Thursday, September 23, 2010

ACK!!!!

in t minus 48 hours, i will be running my first half marathon. i almost threw up a little in my mouth when i wrote that. what am i doing? seriously, i ask myself the same thing all the time. yes, i can back out at any time. but do i want to? do i seriously want to? no. i really do want to do a half marathon. jeez, i know it's gonna be hard. dang hard. but i've been training. my long runs were tough. but they're not supposed to be easy. not everyone is supposed to be able to run long distances. near the end of 9 miles, 10 miles... i felt my legs go numb. almost like i had jelly legs. surprisingly, now after being completely conditioned, there's no issue of breathing. M laughed at me the other day b/c i had told him my friend D and i were talking on a lot of the run. he said, "how can you run when you're talking?!" and i said, "easy!" and it's true. plus, when you've been running for an hour and a half, it gets kinda boring. especially when all you're doing on your route in going the same 4 mile perimeter a couple times. so we visit and chat once in a while. and i quite enjoy it. however, thinking about having to now run 13.1 miles... ay yi yi! that is a whole different ball game. thankfully my dear friend D is running with me, so at least i have some support. but, she ain't gonna carry me, my friends. i have to do the work myself. and that's what scares me so. i have to put one foot in front of the other and move. the distance is daunting. it's the unknown. how will i do? can i physically do it? can i psychologically do it? i guess that's part of the mystery and intrigue about running a race. i hope i can fair well... and well, if i don't, i hope i can at least finish. only God knows how i'll do... and it's comforting to know that He's right there beside me, another running partner. for this, my first half marathon... and more importantly, in life. so, as i sit here, thinking about all the carbs i need to inhale in the next 48 hours, the miles my little legs are going to be running, the music that's going to be pulsing through my ipod, i'm reminded that even though running is an individual sport, you don't ever have to be alone.

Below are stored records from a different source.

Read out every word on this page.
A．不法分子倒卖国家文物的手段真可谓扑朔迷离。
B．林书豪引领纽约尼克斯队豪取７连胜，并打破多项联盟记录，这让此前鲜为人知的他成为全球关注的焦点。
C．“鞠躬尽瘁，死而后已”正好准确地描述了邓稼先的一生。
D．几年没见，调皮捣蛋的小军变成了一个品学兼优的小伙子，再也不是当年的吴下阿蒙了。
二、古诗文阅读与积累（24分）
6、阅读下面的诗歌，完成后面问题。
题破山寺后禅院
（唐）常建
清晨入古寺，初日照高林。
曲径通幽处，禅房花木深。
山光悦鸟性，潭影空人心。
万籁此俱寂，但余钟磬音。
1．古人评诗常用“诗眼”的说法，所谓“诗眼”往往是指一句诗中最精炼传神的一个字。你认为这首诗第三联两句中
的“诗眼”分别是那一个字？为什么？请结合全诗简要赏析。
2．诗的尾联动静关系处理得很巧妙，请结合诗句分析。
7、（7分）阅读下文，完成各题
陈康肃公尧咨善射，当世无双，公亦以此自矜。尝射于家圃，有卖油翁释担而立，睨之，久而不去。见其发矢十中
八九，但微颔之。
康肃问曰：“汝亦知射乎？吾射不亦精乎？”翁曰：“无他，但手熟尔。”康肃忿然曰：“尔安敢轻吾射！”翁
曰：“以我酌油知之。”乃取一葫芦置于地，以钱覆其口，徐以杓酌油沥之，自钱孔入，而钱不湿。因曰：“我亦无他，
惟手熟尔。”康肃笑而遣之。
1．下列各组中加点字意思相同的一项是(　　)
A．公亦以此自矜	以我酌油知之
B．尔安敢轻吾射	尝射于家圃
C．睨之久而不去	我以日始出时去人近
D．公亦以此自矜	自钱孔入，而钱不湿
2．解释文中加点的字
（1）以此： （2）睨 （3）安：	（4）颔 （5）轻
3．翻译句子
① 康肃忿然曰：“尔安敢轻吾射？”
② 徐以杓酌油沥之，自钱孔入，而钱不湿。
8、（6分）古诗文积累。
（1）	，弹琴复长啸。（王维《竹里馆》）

here's my little feet and little shoes that will (hopefully) push me to the finish line!!!!

my "in the flesh" running partner. this was before our 10 mile run on a cool morning.

Saturday, September 18, 2010

what the world needs more of...

more babies in tights...

more big, huge, fun, jumpy, thingys...

more hannah montana hair glitter...

more potato head families...

more babies drinking mexican beer...

that is all.

Thursday, September 16, 2010

letting go

this whole notion of letting go is tough. it's a tough thing for a parent to deal with. i've been a stay at home mom, for the most part, for over 6 years now. and yes, there are days that just seem to be running... running into the next and the next. the kids are crabby, not listening... what have you. but there are moments of beautiful too. and those moments fill me up. they allow this motor to keep runing. not without a lot of prayer too. and as i reflect on all those special memories that i've made with my children, especially K#1 as she's now started 1st grade, i realize that i need to keep getting on my knees. even more now. it is scary letting her go. she is now spending more time at school and with her friends, than she is with me at home. that breaks my heart and makes me nervous. will she still want to listen to me? want to come to me for advice? will she acknowledge the things that i want to teach her? will she still want to spend time with me? cuddle with me? come to me when she's hurt, either physically or emotionally? i pray that she does. there is a tiny part of me that is so worried that now i've lost her. but was she ever really "mine" to begin with? i think not. she is just lent to me from a Saviour that loves me more than i can ever love her. and i'm blessed enough that He found me adequate to care for her. relinquishing control is probably one of the hardest things about this whole situation. i just need to trust that the Lord is taking care of her when i'm not around, and even when i'm there full time. His hand is always on her. that does give me a nugget of peace. and i will hold steady to that truth because right now, that's all i have.